Science is edging ever so closely to proving what wisdoms traditions ascertain: your mind is not confined to your skull

Last night I had the pleasure to visit the historical Royal Institution of Great Britain to attend a lecture by Dr. Daniel Siegel, a Harvard Medical Doctor who is now a Clinical Professor of Psychiatry at the UCLA School of Medicine. The topic: The Human Mind — New Insights from Neuroscience.

The Royal Institution was founded in 1799 by leading British scientists of the age in an effort to build an organisation devoted to scientific education and research. I was sitting in the same space were in 1856, Michael Faraday postulated to the scientific community this “crazy” idea of harnessing the power of invisible electromagnetic fields for use in technology.

If you are reading this post via a wireless connection and/or if you have recently received a text message from a loved one, Michael Faraday is to thank for. He came up with the basic principle to enable communications through the airwaves 160 years ago…


The Royal Institution was therefore a fitting venue for what I was about to hear in relation to the new scientific insights of the human mind. Let me summarise two of the many key points Dr. Siegel presented during the course of the evening:

1. In the scientific community, specifically amongst healthcare professionals devoted to the mental health field (i.e. psychologists, psychiatrists, psychotherapists, mental health counsellors, etc.) there is not a consensus as to what the human mind actually is. This is the equivalent of lawyers not knowing how to define the concept of “law”.

2. Given the advances in the field of quantum physics, a definition of the mind is now more at reach. The mind is an emergent, self-organising process of energy and information flow within bodies and within relationships. This means my friends, that our minds are not confined to our brain, skull or even our skin. Our personal minds extend beyond our physical body.

The scientific validation of the mind being an expansive field/process is massive. This implies, among other things, that our personal minds are entangled with everyone else’s, meaning that we have the potential to influence one another even without being in physical contact with each other.

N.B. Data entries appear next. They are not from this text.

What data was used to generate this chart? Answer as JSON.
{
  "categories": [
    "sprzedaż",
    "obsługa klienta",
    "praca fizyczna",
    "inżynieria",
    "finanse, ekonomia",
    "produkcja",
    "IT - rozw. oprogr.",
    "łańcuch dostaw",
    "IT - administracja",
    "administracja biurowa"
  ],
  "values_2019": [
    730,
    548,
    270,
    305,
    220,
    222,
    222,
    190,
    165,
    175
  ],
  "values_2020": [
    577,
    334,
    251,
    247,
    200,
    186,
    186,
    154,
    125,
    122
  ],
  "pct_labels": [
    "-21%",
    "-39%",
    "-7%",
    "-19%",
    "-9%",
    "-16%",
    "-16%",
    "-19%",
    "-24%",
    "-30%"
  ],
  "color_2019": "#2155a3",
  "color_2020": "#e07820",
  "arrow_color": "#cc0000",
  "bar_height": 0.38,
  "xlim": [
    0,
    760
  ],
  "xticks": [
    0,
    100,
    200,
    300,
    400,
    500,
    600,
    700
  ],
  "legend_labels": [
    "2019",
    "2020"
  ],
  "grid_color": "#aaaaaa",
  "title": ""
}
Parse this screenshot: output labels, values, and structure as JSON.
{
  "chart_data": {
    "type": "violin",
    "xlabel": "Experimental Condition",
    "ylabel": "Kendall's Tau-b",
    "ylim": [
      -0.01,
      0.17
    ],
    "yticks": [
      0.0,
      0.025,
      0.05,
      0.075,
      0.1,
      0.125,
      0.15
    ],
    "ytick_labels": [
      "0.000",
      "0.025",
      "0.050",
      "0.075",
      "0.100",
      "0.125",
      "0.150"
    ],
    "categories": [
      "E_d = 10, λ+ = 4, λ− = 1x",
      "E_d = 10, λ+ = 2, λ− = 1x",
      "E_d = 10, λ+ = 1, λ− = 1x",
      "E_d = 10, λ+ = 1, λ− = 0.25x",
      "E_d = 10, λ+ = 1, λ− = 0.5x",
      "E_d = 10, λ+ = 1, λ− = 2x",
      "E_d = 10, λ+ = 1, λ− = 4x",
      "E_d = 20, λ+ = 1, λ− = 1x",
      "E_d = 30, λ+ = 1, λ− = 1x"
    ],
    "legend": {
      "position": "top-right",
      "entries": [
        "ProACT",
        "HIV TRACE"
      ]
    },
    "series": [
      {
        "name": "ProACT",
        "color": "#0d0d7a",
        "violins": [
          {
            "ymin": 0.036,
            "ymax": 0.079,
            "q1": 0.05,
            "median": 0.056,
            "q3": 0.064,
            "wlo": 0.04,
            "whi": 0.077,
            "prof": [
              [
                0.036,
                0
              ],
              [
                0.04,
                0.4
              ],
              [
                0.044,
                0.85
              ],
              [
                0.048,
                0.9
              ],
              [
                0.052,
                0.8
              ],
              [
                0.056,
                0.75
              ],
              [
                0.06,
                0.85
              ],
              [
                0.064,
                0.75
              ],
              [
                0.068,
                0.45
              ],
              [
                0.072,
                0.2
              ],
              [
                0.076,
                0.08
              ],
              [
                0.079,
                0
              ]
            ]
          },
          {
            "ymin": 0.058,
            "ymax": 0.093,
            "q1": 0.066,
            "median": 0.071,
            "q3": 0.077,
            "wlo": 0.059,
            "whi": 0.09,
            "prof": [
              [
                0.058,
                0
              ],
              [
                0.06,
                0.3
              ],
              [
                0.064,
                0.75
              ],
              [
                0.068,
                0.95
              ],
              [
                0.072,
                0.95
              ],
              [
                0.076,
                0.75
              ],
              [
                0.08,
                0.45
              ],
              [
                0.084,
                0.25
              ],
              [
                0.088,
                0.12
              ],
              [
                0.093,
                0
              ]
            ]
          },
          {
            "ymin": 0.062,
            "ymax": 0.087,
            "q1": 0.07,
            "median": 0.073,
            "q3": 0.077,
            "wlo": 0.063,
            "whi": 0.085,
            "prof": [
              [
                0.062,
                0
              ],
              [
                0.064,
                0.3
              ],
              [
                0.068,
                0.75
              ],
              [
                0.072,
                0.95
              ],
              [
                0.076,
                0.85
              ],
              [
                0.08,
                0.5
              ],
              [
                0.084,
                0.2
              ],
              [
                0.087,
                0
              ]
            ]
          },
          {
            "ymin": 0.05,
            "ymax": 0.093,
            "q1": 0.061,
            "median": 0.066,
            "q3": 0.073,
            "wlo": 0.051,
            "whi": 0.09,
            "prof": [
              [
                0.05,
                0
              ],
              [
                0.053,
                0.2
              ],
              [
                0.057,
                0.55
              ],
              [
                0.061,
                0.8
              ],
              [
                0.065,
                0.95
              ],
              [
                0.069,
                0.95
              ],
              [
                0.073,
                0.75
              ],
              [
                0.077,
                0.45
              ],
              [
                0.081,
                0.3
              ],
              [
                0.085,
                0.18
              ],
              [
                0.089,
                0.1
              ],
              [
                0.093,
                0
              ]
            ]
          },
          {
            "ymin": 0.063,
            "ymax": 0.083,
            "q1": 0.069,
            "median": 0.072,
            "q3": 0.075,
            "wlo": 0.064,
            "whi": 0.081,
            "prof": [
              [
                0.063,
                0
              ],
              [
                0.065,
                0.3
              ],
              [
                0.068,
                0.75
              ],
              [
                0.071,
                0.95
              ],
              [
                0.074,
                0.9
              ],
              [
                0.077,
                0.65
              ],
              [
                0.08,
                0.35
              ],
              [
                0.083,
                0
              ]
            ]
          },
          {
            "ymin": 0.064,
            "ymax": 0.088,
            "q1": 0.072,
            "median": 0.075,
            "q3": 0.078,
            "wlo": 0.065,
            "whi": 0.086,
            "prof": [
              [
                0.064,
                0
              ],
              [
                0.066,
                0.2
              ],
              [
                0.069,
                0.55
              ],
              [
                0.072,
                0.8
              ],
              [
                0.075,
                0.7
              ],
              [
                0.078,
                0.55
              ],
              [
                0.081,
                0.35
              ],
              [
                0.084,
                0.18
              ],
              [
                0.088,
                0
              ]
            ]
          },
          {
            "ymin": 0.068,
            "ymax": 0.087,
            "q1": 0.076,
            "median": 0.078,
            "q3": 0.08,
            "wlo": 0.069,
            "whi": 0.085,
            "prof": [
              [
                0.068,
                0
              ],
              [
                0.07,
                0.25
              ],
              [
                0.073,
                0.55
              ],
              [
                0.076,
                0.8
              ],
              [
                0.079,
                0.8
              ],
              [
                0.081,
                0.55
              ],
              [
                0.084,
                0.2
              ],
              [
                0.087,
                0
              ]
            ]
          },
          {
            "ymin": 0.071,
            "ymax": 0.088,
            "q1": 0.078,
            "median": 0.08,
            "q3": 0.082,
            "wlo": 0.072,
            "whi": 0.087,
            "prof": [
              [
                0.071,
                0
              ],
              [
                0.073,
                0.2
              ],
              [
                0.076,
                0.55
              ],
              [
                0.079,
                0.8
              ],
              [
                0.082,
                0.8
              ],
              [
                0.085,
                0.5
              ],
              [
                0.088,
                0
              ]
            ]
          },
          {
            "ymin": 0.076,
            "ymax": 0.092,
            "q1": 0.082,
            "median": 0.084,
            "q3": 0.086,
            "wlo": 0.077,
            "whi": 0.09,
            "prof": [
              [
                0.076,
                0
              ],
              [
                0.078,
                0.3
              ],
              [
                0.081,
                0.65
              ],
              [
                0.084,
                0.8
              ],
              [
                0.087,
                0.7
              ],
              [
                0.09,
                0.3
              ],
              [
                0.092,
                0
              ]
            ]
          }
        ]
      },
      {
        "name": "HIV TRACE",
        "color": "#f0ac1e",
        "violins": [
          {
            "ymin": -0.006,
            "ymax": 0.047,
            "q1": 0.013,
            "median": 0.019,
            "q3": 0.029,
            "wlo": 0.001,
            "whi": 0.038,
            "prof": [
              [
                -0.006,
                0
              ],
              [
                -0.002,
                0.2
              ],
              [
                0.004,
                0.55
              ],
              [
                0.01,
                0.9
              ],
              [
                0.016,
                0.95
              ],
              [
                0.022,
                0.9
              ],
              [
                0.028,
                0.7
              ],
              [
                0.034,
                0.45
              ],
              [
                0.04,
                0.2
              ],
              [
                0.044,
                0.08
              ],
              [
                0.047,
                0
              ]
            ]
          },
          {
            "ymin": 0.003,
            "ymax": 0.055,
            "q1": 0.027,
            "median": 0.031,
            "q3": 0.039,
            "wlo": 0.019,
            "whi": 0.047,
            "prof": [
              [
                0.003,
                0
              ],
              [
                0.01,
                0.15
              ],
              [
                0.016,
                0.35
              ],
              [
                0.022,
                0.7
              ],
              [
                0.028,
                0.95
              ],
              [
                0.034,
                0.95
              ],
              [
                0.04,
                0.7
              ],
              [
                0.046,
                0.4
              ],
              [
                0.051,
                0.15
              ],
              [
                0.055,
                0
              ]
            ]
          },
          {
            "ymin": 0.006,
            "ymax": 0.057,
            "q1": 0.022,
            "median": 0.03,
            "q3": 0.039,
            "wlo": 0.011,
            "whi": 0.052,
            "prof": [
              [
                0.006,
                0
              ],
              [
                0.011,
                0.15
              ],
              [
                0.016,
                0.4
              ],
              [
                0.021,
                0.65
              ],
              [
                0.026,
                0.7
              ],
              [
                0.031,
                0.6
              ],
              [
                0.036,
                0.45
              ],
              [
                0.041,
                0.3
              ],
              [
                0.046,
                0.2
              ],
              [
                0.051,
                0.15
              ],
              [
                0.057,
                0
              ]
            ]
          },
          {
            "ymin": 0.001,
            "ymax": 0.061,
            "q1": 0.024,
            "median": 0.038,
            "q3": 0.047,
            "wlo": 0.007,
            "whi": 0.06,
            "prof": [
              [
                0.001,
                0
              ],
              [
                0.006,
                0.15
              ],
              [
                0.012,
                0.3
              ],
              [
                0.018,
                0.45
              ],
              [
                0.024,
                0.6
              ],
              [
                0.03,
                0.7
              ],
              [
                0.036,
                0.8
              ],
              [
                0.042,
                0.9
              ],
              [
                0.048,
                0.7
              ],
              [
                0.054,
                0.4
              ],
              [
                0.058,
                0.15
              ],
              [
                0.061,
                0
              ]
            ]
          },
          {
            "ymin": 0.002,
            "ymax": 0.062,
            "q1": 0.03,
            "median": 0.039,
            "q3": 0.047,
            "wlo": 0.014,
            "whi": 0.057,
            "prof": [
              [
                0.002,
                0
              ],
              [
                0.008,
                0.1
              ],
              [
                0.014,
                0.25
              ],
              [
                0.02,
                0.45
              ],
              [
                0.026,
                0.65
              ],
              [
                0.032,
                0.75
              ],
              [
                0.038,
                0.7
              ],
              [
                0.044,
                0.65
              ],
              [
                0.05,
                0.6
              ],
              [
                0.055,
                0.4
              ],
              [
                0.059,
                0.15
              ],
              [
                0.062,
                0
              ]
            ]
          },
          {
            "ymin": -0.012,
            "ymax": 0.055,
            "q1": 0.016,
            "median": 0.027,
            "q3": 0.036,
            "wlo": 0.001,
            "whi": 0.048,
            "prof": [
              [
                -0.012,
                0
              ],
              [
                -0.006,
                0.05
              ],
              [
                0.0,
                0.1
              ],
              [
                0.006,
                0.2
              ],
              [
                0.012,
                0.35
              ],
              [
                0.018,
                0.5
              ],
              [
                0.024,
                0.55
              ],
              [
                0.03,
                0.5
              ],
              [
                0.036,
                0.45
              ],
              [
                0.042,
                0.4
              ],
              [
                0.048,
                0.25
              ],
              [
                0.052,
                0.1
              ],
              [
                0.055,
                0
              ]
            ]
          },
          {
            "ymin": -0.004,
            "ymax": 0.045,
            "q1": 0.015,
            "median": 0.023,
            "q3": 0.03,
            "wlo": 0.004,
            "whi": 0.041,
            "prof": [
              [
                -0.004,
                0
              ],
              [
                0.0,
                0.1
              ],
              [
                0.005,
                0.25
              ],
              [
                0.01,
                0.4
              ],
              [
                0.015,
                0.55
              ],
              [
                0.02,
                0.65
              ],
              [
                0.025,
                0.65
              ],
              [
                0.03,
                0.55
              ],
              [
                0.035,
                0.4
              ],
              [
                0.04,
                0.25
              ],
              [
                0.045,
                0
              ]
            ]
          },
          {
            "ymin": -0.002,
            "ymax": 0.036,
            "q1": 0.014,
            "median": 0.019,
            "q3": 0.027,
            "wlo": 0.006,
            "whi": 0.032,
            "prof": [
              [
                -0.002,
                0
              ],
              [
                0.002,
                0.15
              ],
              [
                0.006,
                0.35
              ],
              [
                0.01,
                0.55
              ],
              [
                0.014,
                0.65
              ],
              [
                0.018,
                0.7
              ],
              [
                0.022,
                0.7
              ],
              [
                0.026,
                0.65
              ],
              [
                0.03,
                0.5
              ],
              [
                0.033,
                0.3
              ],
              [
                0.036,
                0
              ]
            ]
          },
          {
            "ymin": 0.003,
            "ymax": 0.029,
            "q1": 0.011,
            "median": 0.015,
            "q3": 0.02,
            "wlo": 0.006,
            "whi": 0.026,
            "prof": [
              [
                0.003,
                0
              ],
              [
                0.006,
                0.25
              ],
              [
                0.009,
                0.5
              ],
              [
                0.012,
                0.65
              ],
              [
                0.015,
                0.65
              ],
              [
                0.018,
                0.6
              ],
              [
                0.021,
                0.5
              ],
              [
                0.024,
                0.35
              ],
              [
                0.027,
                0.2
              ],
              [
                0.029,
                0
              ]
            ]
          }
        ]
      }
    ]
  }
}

This understanding of the construct of the mind explains the findings of a 30-year long Harvard study that looked at the social dynamics of 12,000 people who were all part of one interconnected network. The study revealed something really odd: Our indirect or second hand associations (friend of a friend) influence our wellbeing, even if we don’t know them or have direct contact with them.

This new understanding of the omnipresence of the mind as well as its potential for omniscience, will serve us to gain a better understanding of premonition, telepathy, precognition, psychokinesis, remote healing and most of these psychic phenomena that reside in us in potential form.


Let me leave you with this thought: How you live your life will influence how your loved ones, friends and the rest of the world lives theirs. Mahatma Gandhi was spot on when he urged people to “Be the change you want to see in the world”.

So if you want people to be kind and compassionate, influence the collective mind by performing random acts of kindness yourself. If you want to see more love in the world, permeate the collective consciousness by giving people what they really want: affection, attention and appreciation.

After the lecture, I spent some time with Dr. Siegel and shared with him how excited I was that, in my lifetime, science has caught up with what the wisdom traditions have been saying all along. Summarised in the eloquent words of John Lennon “I am he, as you are he, as you are me and we are all together.”